The Remains
Poem of the Day:
"Street Dog" by Amrita Pritam
Poetry, September 2007
Pritam's poem has been translated into English; I think this, in part, accounts for the hauntingly simple tone her language takes. She writes of a breakup, and the move that ensues: "When we were saying our farewells/and our house was up for sale" (lines 5-6). With a dose of sarcasm she personifies the now artifacts of this life, writing how a vine that hangs over the door was "confiding something to us/—or grumbling to the faucet" (lines 12-13).
Pritam's piece seems to be a straightforward slice of nostalgia, told in a very narrative tone. I maintained such impressions even when she came to the subject of the poem, the "street dog" and how he, "catching the scent/wandered into a bare room/and the door slammed shut behind him" (lines 18-20). At first, I thought little of this canine.

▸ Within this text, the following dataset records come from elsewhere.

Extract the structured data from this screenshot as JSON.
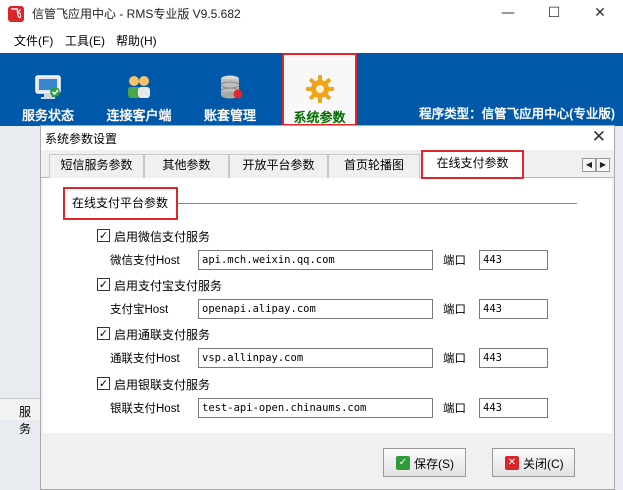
{
  "window": {
    "title": "信管飞应用中心 - RMS专业版 V9.5.682",
    "logo_text": "飞",
    "minimize": "—",
    "maximize": "☐",
    "close": "✕"
  },
  "menu": [
    "文件(F)",
    "工具(E)",
    "帮助(H)"
  ],
  "toolbar": {
    "items": [
      {
        "label": "服务状态",
        "icon": "monitor-icon"
      },
      {
        "label": "连接客户端",
        "icon": "users-icon"
      },
      {
        "label": "账套管理",
        "icon": "database-icon"
      },
      {
        "label": "系统参数",
        "icon": "gear-icon",
        "active": true
      }
    ],
    "program_type": "程序类型：信管飞应用中心(专业版)"
  },
  "background": {
    "bottom_label": "服务"
  },
  "dialog": {
    "title": "系统参数设置",
    "close": "✕",
    "tabs": [
      "短信服务参数",
      "其他参数",
      "开放平台参数",
      "首页轮播图",
      "在线支付参数"
    ],
    "active_tab": "在线支付参数",
    "scroll_left": "◀",
    "scroll_right": "▶",
    "group_title": "在线支付平台参数",
    "payments": [
      {
        "enable_label": "启用微信支付服务",
        "checked": true,
        "host_label": "微信支付Host",
        "host": "api.mch.weixin.qq.com",
        "port_label": "端口",
        "port": "443"
      },
      {
        "enable_label": "启用支付宝支付服务",
        "checked": true,
        "host_label": "支付宝Host",
        "host": "openapi.alipay.com",
        "port_label": "端口",
        "port": "443"
      },
      {
        "enable_label": "启用通联支付服务",
        "checked": true,
        "host_label": "通联支付Host",
        "host": "vsp.allinpay.com",
        "port_label": "端口",
        "port": "443"
      },
      {
        "enable_label": "启用银联支付服务",
        "checked": true,
        "host_label": "银联支付Host",
        "host": "test-api-open.chinaums.com",
        "port_label": "端口",
        "port": "443"
      }
    ],
    "save_label": "保存(S)",
    "close_label": "关闭(C)"
  },
  "colors": {
    "toolbar_blue": "#0058a8",
    "highlight_red": "#e0262d",
    "active_green": "#007000"
  }
}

But Pritam leads us to the end and the "dog's carcass" (line 26), found three days later, as the speaker shows the house to its new owners. She writes how she did not hear the dog bark, but only knew he lay there from the foul odor that reached her before opening the door. Her relationship has ended; a carcass for a carcass.
Walking home tonight, after attending a concert in Central Square, I heard a lonely man playing Spanish guitar. By nature Spanish guitar is of a nostalgic romance, light and yearning and wistful.
As the soft manipulations of the instrument reached me, I was reminded of the dog's carcass, how he quietly succumbed to death and how some relationships go softly, without a bark -- a foul odor is all: "and even now, all of a sudden, I smell that odor" (line 29).